There is a lot of dumping going on - and not just in fee-paying schools. Schools will say Johnny's needs would be better served in another school.

It is a clear breach of the Education Act which requires school to have inclusive admission poliicies. It is an area that I want to keep an eye on. But I need something more than anecdotal evidence.

Hanafin on...

The proposed two-stage Leaving Cert exam . . .

My plan is to move Paper I in Irish and English to a Saturday in May, hopefully from June 2007. There are some logistical problems, but they are not insurmountable. There could be a delay until 2008 because we need to give schools a long lead-in time. But I am still hopeful we can do it by next year in the interests of students.

Transition Year . . .

Some schools are excellent when it comes to transition year and some are all over the place.

I am anxious to get more schools to do transition year, especially disadvantaged schools. There are very few of them offering it at the moment and I want to give them more positive support.

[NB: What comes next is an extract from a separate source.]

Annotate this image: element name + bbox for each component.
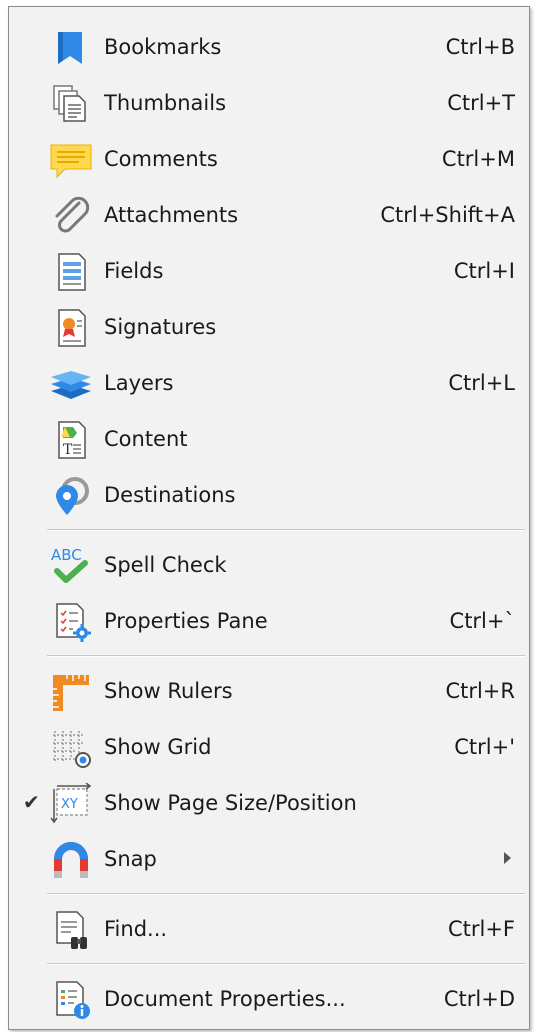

I am not keen on making the year compulsory. It could make it more difficult for some schools to retain students after the Junior Cert exam.

Maths . . .

We know that the maths course needs to be made more relevant and more practical. We are average on the OECD international tables, but do not want to slip.

Languages . . .

We are not doing well on languages generally. This is being reflected even at third level. We are the only country in Europe where there has been a decline in the numbers accepting places on the Erasmus programme [ which allow for study in other EU states]. They are linking this decline to our language ability.

Irish . . .

We need a greater oral language focus. There is a new programme at primary school, but the Leaving Cert course is still much too literature-based .

McIvor report on further education . . .

The further education sector has been very well supported by Government in recent years. The McIvor report calls for a further huge increase in investment. We are working to see what elements can be successfully implemented.

Aspects of McIvor will be implemented, but some proposals are not going to happen. The whole lot of it would cost €48 million, with 800 new posts.

Third level reform . . .

Some of the universities have done really well in terms of reform, particularly UCC, UCD and Trinity. They came up against really strong opposition from 100-year-old practices and yet they managed to reform and are aiming towards much more student-friendly classes as well. So they have to be commended on that.

The new €300 million Strategic Innovation Fund is a way of incentivising and recognising that. The level of consultation in education . . .

Decision-making can be slow, but we get there.

Being Minister for Education . . .

Everyone knows I love the job and I give it seven days a week. I have visited well over 200 schools. There is not a day I do not enjoy it.